[Date Prev][Date Next][Thread Prev][Thread Next][Date Index][Thread Index]
Re: Mule-UCS 0.84 (KOUGETSUDAI) release.
- To: mule@xxxxxxxx
- Subject: Re: Mule-UCS 0.84 (KOUGETSUDAI) release.
- From: Dave Love <d.love@xxxxxxxx>
- Date: 06 Dec 2002 16:45:45 +0000
- List-help: <mailto:mule-ctl@m17n.org?body=help>
- List-id: mule.m17n.org
- List-owner: <mailto:mule-admin@m17n.org>
- List-post: <mailto:mule@m17n.org>
- List-software: fml [fml 4.0.1]
- List-unsubscribe: <mailto:mule-ctl@m17n.org?body=unsubscribe>
- References: <20020724.192706.74753392.05@tats.iris.ne.jp><20021104.103826.71116326.05@tats.iris.ne.jp><rzqk7jpgoph.fsf@albion.dl.ac.uk><20021108.073705.74740027.05@tats.iris.ne.jp>
- Reply-to: mule@xxxxxxxx
- User-agent: Gnus/5.09 (Gnus v5.9.0) Emacs/21.2
[Sorry for the late responses. This and following messages got lost
somewhere.]
Tatsuya Kinoshita <tats@xxxxxxxxxxxxxx> writes:
> On November 7, 2002, [mule:03316],
> Dave Love <d.love@xxxxxxxx> wrote:
>
> > Instead of using a constant replacement character for data which can't
> > be decoded, it would be much better to use the same technique as Emacs
> > 21, and maintain the byte sequence of the input data using eight-bit
> > charsets.

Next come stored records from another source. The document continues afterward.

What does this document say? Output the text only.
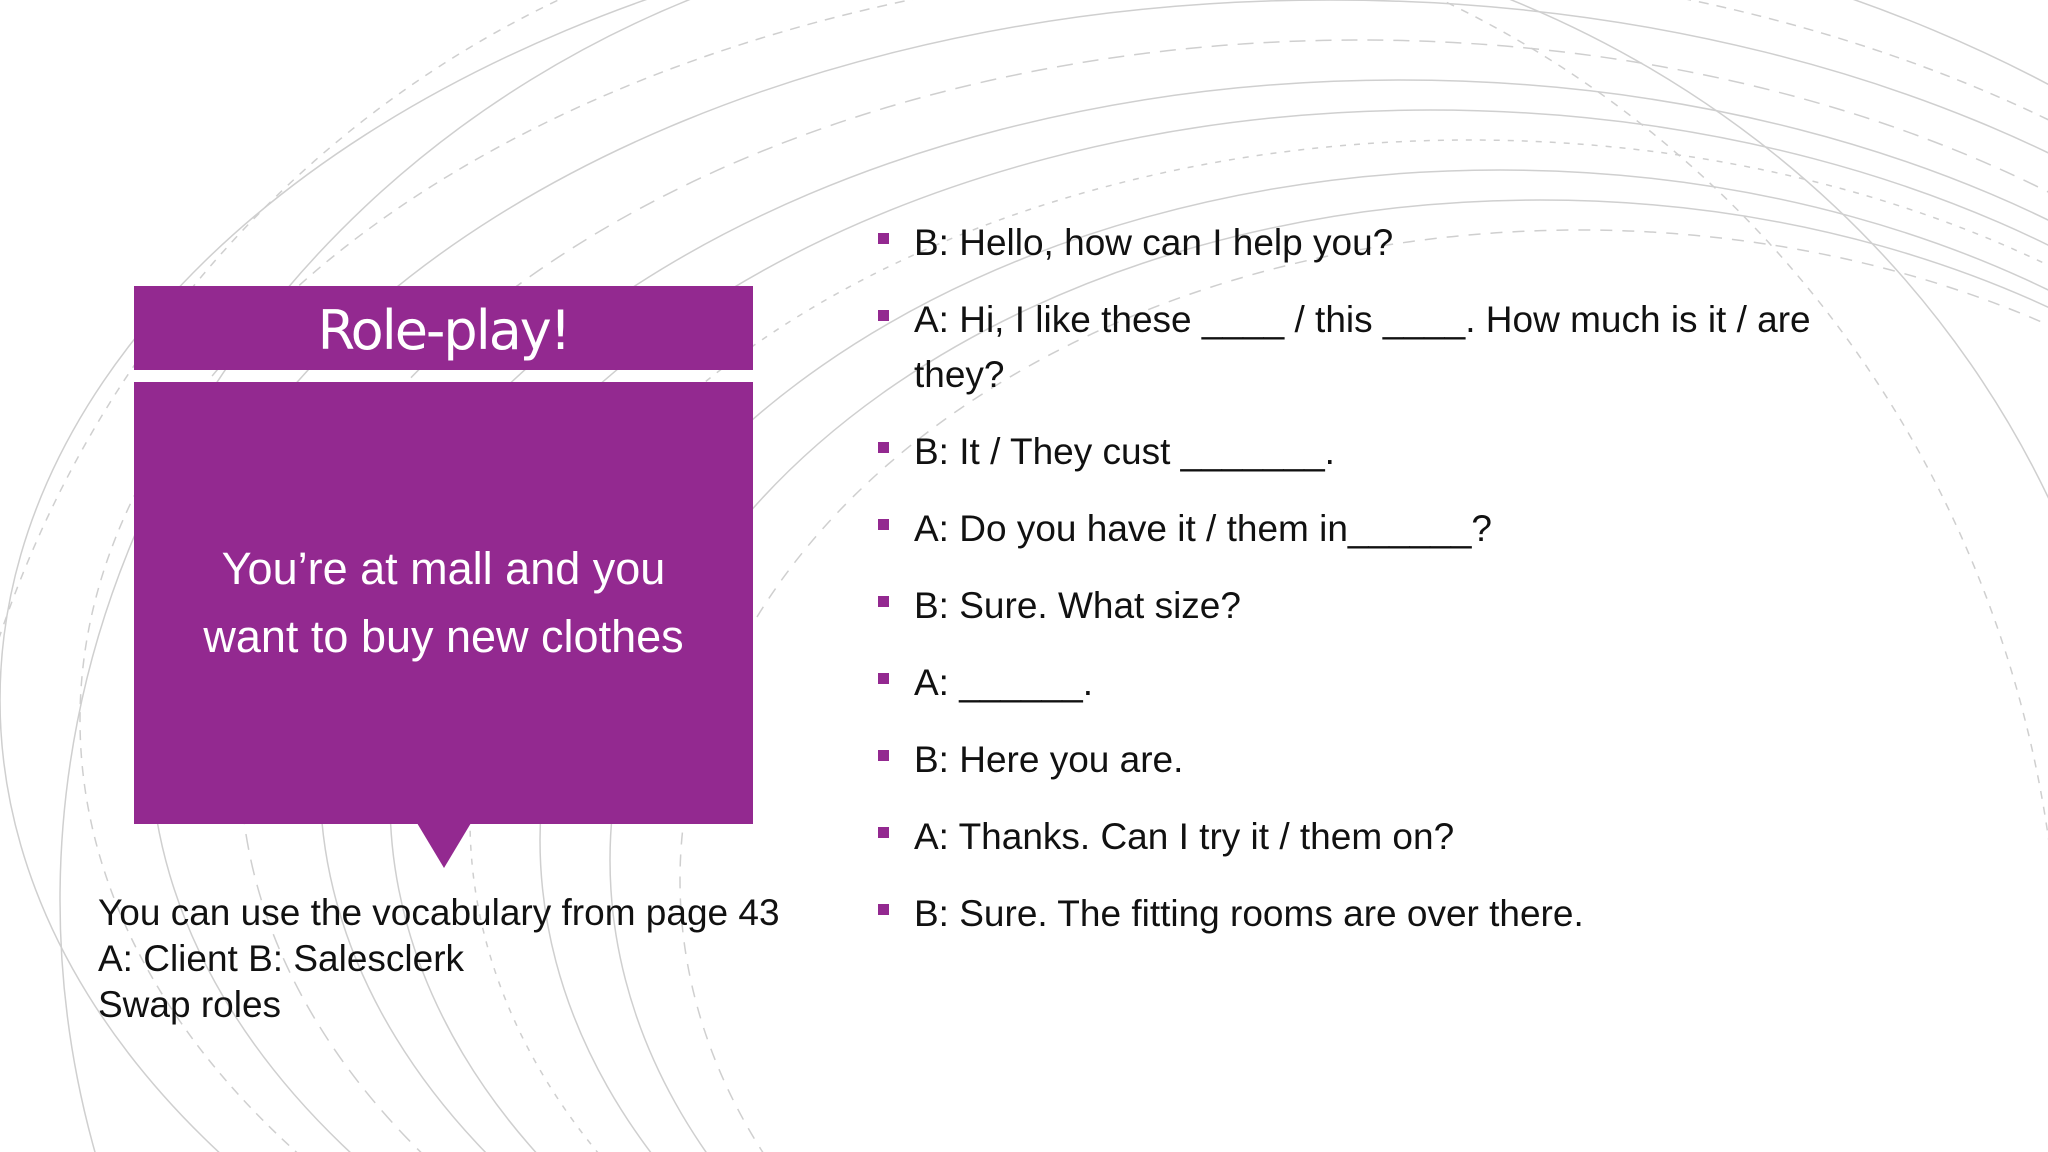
Role-play!
You’re at mall and you
want to buy new clothes
You can use the vocabulary from page 43
A: Client B: Salesclerk
Swap roles
B: Hello, how can I help you?
A: Hi, I like these ____ / this ____. How much is it / are they?
B: It / They cust _______.
A: Do you have it / them in______?
B: Sure. What size?
A: ______.
B: Here you are.
A: Thanks. Can I try it / them on?
B: Sure. The fitting rooms are over there.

As it is, Mule-UCS can corrupt correct utf-8 data. (I
> > realize this is a fair amount of work.)
>
> Actually, Mule-UCS corrupts correct utf-8 character if a code is
> larger than 24bit. I think this is current Mule-UCS's limitation.
That's one issue, but what I meant is that unicodes which aren't
representable in the Emacs built-in charsets get decoded into a single
replacement character. That loses information. In contrast, the
Emacs 21 mule-utf-8 coding system preserves the original utf-8 byte
sequence.